Cuando el milagro no es para ti

Quizás conozcas la historia de Pablo y Silas, quienes fueron injustamente encarcelados en Filipos por expulsar un espíritu de adivinación de una esclava, lo que perjudicó las ganancias de sus dueños. En prisión, incluso heridos y encadenados, oraron y cantaron alabanzas a Dios cuando un terremoto abrió todas las puertas y se les cayeron las cadenas. Pero Pablo y Silas no escaparon. Permanecieron allí.

Te has preguntado alguna vez: ¿por qué no escaparon? No sé tu, pero si yo estuviera en su lugar, habría pensado:
– “El Señor me ha liberado. Me voy de aquí”.

La respuesta es simple: Pablo y Silas no se fueron, no huyeron, porque sabían que el milagro que les abrió todas las puertas y les rompieron las cadenas no era para ellos. Ese milagro era para el carcelero. El milagro no había ocurrido para que Pablo y Silas escaparan de la prisión como fugitivos, sino para que el carcelero y su familia conocieran a Cristo y fueran salvos.

Si leemos el resto de esta historia, descubriremos que, tras aceptar a Jesús como su Señor y Salvador, el carcelero les lavó las heridas y los llevó a cenar a su casa. Más tarde, regresaron a la cárcel y recibieron la noticia de su libertad. Si Pablo y Silas hubieran escapado, el carcelero se habría suicidado y ellos habrían sido considerados fugitivos. Y ese no era el plan de Dios para ese momento.
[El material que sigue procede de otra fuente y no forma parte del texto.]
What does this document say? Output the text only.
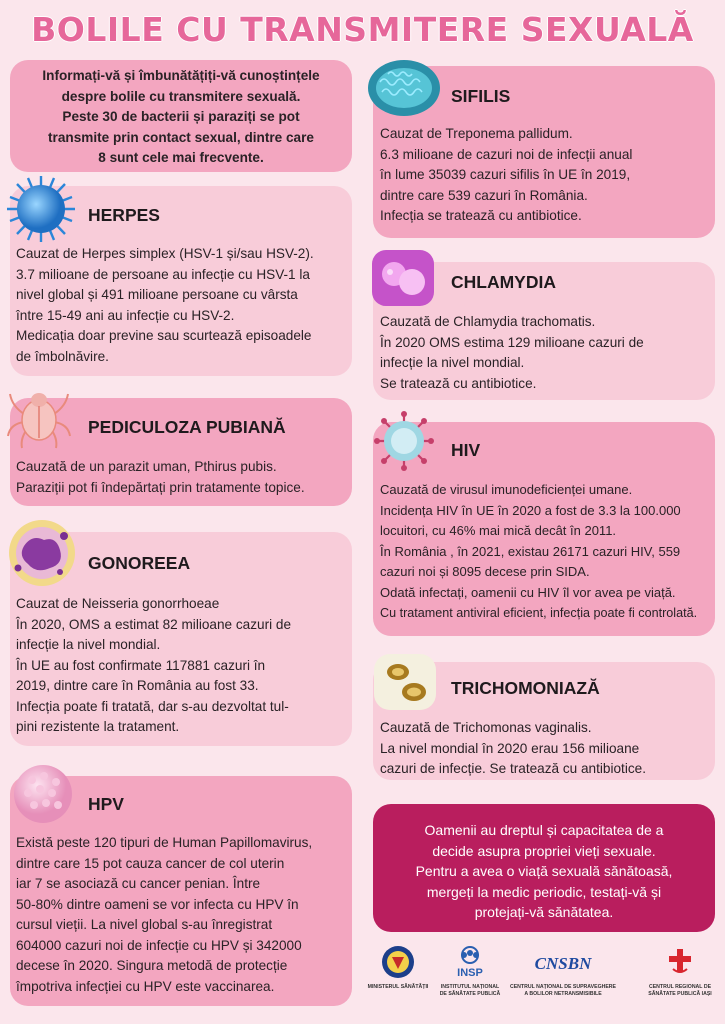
BOLILE CU TRANSMITERE SEXUALĂ
Informați-vă și îmbunătățiți-vă cunoștințele
despre bolile cu transmitere sexuală.
Peste 30 de bacterii și paraziți se pot
transmite prin contact sexual, dintre care
8 sunt cele mai frecvente.
HERPES
Cauzat de Herpes simplex (HSV-1 și/sau HSV-2).
3.7 milioane de persoane au infecție cu HSV-1 la
nivel global și 491 milioane persoane cu vârsta
între 15-49 ani au infecție cu HSV-2.
Medicația doar previne sau scurtează episoadele
de îmbolnăvire.
PEDICULOZA PUBIANĂ
Cauzată de un parazit uman, Pthirus pubis.
Paraziții pot fi îndepărtați prin tratamente topice.
GONOREEA
Cauzat de Neisseria gonorrhoeae
În 2020, OMS a estimat 82 milioane cazuri de
infecție la nivel mondial.
În UE au fost confirmate 117881 cazuri în
2019, dintre care în România au fost 33.
Infecția poate fi tratată, dar s-au dezvoltat tul-
pini rezistente la tratament.
HPV
Există peste 120 tipuri de Human Papillomavirus,
dintre care 15 pot cauza cancer de col uterin
iar 7 se asociază cu cancer penian. Între
50-80% dintre oameni se vor infecta cu HPV în
cursul vieții. La nivel global s-au înregistrat
604000 cazuri noi de infecție cu HPV și 342000
decese în 2020. Singura metodă de protecție
împotriva infecției cu HPV este vaccinarea.
SIFILIS
Cauzat de Treponema pallidum.
6.3 milioane de cazuri noi de infecții anual
în lume 35039 cazuri sifilis în UE în 2019,
dintre care 539 cazuri în România.
Infecția se tratează cu antibiotice.
CHLAMYDIA
Cauzată de Chlamydia trachomatis.
În 2020 OMS estima 129 milioane cazuri de
infecție la nivel mondial.
Se tratează cu antibiotice.
HIV
Cauzată de virusul imunodeficienței umane.
Incidența HIV în UE în 2020 a fost de 3.3 la 100.000
locuitori, cu 46% mai mică decât în 2011.
În România , în 2021, existau 26171 cazuri HIV, 559
cazuri noi și 8095 decese prin SIDA.
Odată infectați, oamenii cu HIV îl vor avea pe viață.
Cu tratament antiviral eficient, infecția poate fi controlată.
TRICHOMONIAZĂ
Cauzată de Trichomonas vaginalis.
La nivel mondial în 2020 erau 156 milioane
cazuri de infecție. Se tratează cu antibiotice.
Oamenii au dreptul și capacitatea de a
decide asupra propriei vieți sexuale.
Pentru a avea o viață sexuală sănătoasă,
mergeți la medic periodic, testați-vă și
protejați-vă sănătatea.
MINISTERUL SĂNĂTĂȚII
INSP
INSTITUTUL NAȚIONAL
DE SĂNĂTATE PUBLICĂ
CNSBN
CENTRUL NAȚIONAL DE SUPRAVEGHERE
A BOLILOR NETRANSMISIBILE
CENTRUL REGIONAL DE
SĂNĂTATE PUBLICĂ IAȘI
Quizás este milagro que ha llegado a tu vida no sea para ti, sino para impactar a otros, para traer salvación a los perdidos, luz en la oscuridad. Pídele a Dios que te dé sabiduría y discernimiento para comprender cuándo el milagro no es para ti.

Oración: Señor, quiero tener sabiduría y discernimiento para comprender cuándo el milagro no es para mí, sino para impactar la vida de otros. No quiero ser quien “salga corriendo de la cárcel” cuando caen los barrotes y se rompen las cadenas. Ayúdame a ver a mi prójimo y tus planes para él. Amén.

Texto base:
25 Alrededor de la medianoche, Pablo y Silas estaban orando y cantando himnos a Dios, y los demás prisioneros escuchaban. 26 De repente, hubo un gran terremoto y la cárcel se sacudió hasta sus cimientos. Al instante, todas las puertas se abrieron de golpe, ¡y a todos los prisioneros se les cayeron las cadenas! 27 El carcelero se despertó y vio las puertas abiertas de par en par. Dio por sentado que los prisioneros se habían escapado, por lo que sacó su espada para matarse; 28 pero Pablo le gritó: «¡Detente! ¡No te mates! ¡Estamos todos aquí!».
29 El carcelero pidió una luz y corrió al calabozo y cayó temblando ante Pablo y Silas. 30 Después los sacó y les preguntó: —Señores, ¿qué debo hacer para ser salvo?
31 Ellos le contestaron: —Cree en el Señor Jesús y serás salvo, junto con todos los de tu casa.
32 Y le presentaron la palabra del Señor tanto a él como a todos los que vivían en su casa.
33 Aun a esa hora de la noche, el carcelero los atendió y les lavó las heridas. Enseguida ellos lo bautizaron a él y a todos los de su casa.
34 El carcelero los llevó adentro de su casa y les dio de comer, y tanto él como los de su casa se alegraron porque todos habían creído en Dios.